Mary did not retire until two in the morning on the last day of her life. She spent her final hours making a will and generously providing to those who had served her faithfully. Early on the morning of 8 February 1587, dressed in black satin and velvet, she entered the Great Hall of Fotheringhay Castle. She commanded her servant, Melville, to go to her son and tell him that she had never done anything to compromise their kingdom of Scotland. Mary was calm and composed before the several hundred spectators present; she listened while the execution warrant was read and then prayed aloud in English for the Church and her son. She also mentioned Queen Elizabeth and prayed for her to continue to serve God in the years to come. Mary comforted her weeping servants, her friends and supporters to the last. They helped her undress; beneath her all-black gown, she wore a red petticoat and bodice. Her women helped her attach the long red sleeves. Mary thus died wearing the liturgical color of Catholic martyrdom. She gave them her golden rosary and Agnus Dei, asking them to remember her in their prayers. Her eyes were covered with a white cloth. While her servants wept and called out prayers in a medley of languages, she laid her neck upon the block, commended herself to God and received the death-stroke. But the executioner was unsteady and the first blow cut the back of her head; Mary whispered, 'Sweet Jesus', and the second blow descended. When the executioner lifted her head and cried out, 'God save the Queen,' a macabre surprise occurred. Mary, queen of Scots had worn an auburn wig to her execution. It was left in the executioner's hand as her head, with its short, grey hair, fell to the floor.

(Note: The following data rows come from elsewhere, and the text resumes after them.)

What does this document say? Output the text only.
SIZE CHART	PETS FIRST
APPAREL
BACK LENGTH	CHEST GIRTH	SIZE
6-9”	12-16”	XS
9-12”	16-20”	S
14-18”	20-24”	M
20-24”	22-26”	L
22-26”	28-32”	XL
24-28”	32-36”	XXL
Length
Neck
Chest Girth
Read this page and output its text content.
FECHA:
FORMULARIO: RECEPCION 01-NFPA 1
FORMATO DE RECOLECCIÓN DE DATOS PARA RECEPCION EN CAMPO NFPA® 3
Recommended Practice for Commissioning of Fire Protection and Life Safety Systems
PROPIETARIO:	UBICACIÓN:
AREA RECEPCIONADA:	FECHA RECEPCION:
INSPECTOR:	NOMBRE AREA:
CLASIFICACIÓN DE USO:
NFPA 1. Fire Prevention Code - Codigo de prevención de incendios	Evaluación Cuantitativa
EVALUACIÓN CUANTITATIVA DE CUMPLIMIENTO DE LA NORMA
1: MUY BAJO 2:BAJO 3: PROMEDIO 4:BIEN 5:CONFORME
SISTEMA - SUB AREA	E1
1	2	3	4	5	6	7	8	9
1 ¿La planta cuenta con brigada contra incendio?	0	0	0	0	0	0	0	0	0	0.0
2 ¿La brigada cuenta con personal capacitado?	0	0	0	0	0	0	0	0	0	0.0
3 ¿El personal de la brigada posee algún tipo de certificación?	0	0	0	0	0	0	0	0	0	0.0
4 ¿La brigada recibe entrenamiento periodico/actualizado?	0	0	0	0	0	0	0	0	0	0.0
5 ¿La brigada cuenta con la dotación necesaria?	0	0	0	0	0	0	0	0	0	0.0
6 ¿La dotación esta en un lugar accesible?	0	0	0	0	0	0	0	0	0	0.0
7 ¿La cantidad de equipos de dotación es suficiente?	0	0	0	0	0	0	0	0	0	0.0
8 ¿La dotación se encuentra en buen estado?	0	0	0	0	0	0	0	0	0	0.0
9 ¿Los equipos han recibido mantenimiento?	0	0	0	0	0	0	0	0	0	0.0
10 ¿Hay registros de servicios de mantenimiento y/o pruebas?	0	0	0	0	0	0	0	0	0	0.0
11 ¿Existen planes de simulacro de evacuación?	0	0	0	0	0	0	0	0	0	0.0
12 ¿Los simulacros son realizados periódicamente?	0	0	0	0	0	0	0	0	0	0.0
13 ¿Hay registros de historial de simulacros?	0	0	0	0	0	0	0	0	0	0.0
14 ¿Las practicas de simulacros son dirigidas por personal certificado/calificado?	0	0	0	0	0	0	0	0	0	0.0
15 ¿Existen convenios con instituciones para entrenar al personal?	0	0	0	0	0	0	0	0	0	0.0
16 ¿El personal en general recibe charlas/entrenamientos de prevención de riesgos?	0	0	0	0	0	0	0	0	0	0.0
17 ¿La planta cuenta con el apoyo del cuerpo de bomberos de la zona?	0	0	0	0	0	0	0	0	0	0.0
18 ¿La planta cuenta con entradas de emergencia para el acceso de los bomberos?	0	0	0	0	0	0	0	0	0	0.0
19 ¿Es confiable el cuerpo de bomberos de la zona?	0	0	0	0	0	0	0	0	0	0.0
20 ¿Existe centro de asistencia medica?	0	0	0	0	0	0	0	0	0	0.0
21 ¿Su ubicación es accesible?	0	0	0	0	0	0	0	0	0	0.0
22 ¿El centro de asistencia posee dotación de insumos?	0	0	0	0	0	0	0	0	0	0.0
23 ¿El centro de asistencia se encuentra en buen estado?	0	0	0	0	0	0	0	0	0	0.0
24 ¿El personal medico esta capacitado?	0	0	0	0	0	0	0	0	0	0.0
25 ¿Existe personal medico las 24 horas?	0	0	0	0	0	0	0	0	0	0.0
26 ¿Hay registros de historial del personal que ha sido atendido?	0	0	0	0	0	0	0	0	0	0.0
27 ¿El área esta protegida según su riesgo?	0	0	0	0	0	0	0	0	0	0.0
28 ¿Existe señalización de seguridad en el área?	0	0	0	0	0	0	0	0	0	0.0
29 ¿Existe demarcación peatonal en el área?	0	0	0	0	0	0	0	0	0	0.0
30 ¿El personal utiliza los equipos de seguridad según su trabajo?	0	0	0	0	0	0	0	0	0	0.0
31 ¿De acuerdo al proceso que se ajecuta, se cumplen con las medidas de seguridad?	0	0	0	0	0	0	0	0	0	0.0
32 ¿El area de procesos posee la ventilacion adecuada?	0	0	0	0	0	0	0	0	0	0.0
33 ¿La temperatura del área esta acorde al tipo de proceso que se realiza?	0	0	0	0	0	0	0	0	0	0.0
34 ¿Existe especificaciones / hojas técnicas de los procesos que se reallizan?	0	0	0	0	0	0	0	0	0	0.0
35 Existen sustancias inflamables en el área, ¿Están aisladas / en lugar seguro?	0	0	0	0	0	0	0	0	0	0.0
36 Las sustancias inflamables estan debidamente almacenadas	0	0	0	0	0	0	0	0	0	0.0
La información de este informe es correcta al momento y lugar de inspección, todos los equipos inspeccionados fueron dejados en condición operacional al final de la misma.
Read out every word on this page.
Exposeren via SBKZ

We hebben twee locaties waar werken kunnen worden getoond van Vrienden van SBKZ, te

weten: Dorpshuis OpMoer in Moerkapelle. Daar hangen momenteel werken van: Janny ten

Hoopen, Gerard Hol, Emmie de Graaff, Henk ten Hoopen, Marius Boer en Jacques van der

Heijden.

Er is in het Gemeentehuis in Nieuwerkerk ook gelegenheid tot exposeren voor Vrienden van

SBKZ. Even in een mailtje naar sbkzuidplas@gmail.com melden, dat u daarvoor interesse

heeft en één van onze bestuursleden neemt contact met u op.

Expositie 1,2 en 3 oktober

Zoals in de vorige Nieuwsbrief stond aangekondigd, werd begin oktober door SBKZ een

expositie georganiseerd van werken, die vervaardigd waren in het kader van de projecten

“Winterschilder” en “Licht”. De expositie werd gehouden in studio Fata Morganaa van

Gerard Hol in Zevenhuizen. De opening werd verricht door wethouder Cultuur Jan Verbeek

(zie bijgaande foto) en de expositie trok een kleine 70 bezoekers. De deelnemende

Mary was buried first at Peterborough; in 1612, after he had ascended the English throne, her son James had her interred in Westminster Abbey, London, constructing a magnificent tomb which rivaled Elizabeth I's. In her Essay on Adversity, written in 1580 while she was imprisoned, Mary had written of rulers: 'Tribulation has been to them as a furnace to fine gold - a means of proving their virtue.' It was a fitting epitaph for her own infamous life.